Inselberg - Wikipedia

That makes some sense… thanks. I don’t pretend to know much of anything on the subject, so what makes this center “tube” erosion proof? Will it continue to erode until eventually there will just be the column of granite or whatever?

The erosion rate of the rock in the center is slower than the rock surrounding it, as stated in the quote I offered.

It is protected by a layer of harder rock on top of it. Just take a look at the pictures here and you’ll see what I mean. Not knowing anything about the geology of the place I’d guess that the light rock is sandstone or some other softer sedimentary rock type that at one time has been covered with lava at a volcanic eruption.

Usually, inselbergs like that form when there’s a cap of resistant rock, but it could also be structural (the surrounding area was more faulted/jointed and easier to erode. If that mountain was here, I’d suspect a lava or sandstone cap on something softer (those kind of isolated koppies are very common in the local geomorphology), but sometimes it’s just the breaks of the particular regional erosion scheme. The nearby mountain range kind of confirms this genesis.

Floater, I’d hesitate to call sandstone a “softer” sedimentary rock. Especially when it’s metamorphosed into quartzite, like Pilot Mountain, it will be very resistant to general weathering.

The best known example of this is Devil’s Tower, in Wyoming, which is a volcanic plug that is left after the softer material around it has eroded away.

I meant, of course, softer than the layer on top of it.

Actually, there’s some debate as to its actual origin.

Yeah, that “more resistant igneous rocks” idea is a bunch of nonsense. Everyone knows it was formed by a giant bear.

Well, those seven Indian girls shouldn’t have teased him.

Thanks guys… and I appologize that you have to teach me this stuff at a kindergarten level. I still don’t understand how this perfect circle of “hard rock” ended up in the exact center of a mountain. It makes sense for the volcano examples, but was this once a volcano? Seriously I have no clue but I’ve never thought of this area as a hot bed for volcanos.

Anyway, I’m sure I’ll have a conversation similar to this with my buddy who drove there and back and looked at it with me…

Me: I found out it didn’t push up, instead the rest washed away from it.
Him: I thought the question was if Pilot Mountain was the source of Mount Pilot on Andy Griffith.
Me: If you look at it from this angle it looks like a giant nipple.

Yes, there are some things way out of my vast area of expertise, and this is definitely one of them.

Think of it in reverse.

Originally, there was a giant layer of hard rock. This layer mostly eroded away at the edges, as softer rock below it was under cut. But the part of the layer in the center was not eroded as quickly and protected the softer rock in the center. As the outsides continue to erode, you naturally wind up with a mountain that has a roughly circular cap in the center.
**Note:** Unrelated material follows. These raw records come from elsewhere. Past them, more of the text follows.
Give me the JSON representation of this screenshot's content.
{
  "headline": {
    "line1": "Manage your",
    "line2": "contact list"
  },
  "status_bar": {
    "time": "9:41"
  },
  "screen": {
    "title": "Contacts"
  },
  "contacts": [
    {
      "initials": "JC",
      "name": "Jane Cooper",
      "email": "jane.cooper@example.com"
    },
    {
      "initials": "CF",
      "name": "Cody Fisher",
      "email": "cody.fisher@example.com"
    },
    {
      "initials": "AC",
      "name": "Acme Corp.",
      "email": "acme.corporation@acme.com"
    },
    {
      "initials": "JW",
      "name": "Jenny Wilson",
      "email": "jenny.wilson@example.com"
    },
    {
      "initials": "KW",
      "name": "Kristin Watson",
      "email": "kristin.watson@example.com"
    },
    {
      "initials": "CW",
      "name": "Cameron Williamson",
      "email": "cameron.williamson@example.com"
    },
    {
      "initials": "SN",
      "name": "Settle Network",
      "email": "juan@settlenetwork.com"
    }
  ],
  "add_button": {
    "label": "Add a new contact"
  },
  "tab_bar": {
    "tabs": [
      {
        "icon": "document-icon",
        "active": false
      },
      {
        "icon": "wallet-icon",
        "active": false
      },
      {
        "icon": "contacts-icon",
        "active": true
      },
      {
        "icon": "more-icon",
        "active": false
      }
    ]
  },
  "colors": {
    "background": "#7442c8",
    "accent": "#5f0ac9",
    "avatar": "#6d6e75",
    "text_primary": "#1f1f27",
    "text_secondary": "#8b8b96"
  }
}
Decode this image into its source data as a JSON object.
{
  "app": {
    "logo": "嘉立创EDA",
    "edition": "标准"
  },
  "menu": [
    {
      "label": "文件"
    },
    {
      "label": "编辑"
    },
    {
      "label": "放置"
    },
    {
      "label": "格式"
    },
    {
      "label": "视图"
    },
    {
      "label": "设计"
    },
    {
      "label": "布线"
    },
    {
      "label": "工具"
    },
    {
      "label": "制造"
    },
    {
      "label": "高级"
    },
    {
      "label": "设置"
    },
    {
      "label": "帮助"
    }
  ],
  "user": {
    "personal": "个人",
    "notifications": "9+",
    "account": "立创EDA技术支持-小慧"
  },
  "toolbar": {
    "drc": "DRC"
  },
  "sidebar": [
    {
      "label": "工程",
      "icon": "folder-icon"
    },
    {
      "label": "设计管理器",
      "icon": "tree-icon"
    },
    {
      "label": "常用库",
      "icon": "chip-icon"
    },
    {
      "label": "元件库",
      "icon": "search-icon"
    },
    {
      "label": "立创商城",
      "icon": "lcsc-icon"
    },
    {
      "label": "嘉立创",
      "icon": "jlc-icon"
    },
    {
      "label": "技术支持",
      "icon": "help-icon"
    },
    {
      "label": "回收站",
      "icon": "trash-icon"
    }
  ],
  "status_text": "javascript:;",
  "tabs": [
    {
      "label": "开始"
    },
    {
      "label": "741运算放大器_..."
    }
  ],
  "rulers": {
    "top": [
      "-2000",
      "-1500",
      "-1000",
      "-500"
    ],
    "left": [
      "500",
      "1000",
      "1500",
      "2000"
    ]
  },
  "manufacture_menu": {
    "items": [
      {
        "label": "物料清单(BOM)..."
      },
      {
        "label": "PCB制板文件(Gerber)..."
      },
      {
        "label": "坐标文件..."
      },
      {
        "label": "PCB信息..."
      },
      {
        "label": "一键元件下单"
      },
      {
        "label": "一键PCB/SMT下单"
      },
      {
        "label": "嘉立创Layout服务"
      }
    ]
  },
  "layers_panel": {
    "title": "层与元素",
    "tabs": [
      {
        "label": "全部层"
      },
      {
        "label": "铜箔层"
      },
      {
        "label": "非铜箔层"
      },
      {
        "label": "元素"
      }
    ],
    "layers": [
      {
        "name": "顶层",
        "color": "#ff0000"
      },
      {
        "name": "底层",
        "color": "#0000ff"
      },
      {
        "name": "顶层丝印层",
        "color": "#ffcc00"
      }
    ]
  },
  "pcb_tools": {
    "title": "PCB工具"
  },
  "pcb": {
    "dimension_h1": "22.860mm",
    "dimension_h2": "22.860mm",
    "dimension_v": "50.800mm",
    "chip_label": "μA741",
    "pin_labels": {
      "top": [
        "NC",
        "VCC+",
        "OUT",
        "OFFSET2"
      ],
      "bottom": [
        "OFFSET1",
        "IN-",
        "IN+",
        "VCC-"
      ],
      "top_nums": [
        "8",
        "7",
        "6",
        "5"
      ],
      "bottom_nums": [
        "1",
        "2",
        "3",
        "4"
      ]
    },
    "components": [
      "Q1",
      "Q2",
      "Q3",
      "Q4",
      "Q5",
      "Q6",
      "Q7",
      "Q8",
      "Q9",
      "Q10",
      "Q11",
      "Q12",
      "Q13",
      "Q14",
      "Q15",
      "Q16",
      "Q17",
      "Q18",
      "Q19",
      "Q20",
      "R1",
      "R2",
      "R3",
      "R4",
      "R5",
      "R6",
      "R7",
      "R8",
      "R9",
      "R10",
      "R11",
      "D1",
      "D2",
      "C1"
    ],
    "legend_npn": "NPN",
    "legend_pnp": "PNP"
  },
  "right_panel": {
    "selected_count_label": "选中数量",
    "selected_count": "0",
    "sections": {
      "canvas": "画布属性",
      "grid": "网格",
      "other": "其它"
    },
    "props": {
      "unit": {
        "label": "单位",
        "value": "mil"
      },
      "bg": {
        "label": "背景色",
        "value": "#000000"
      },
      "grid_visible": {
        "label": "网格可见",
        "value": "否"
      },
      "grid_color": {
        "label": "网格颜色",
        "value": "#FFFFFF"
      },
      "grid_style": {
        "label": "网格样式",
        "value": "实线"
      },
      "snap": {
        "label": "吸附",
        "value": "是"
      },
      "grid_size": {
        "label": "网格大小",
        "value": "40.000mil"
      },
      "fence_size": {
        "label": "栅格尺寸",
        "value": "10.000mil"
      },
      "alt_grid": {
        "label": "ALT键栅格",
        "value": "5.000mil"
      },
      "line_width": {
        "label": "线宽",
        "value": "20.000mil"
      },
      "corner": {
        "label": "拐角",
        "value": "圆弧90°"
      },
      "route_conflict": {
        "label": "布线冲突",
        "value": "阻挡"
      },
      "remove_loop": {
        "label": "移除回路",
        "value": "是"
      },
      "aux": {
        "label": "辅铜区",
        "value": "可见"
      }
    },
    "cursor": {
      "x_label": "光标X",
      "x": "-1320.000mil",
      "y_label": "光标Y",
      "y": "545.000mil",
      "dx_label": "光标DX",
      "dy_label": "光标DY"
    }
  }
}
So… The mountain exists because the harder rock protected that little bit of softer rock underneath. It’s circular just because it eroded from the outside in.

If more of the rock was left, you might have a mesa, which is not nearly as circular and much larger. Get bigger still and you get something like a big chunk of central Idaho, where the layer of hard rock is still mostly intact and you only realize its there when you see how the Snake river has cut through it and the lower layers.

You have a great career as a kindergarten teacher in your future… Thank you. That actually makes sense to me.

This is what you get if it doesn’t erode to a circle. Pretty, isn’t it?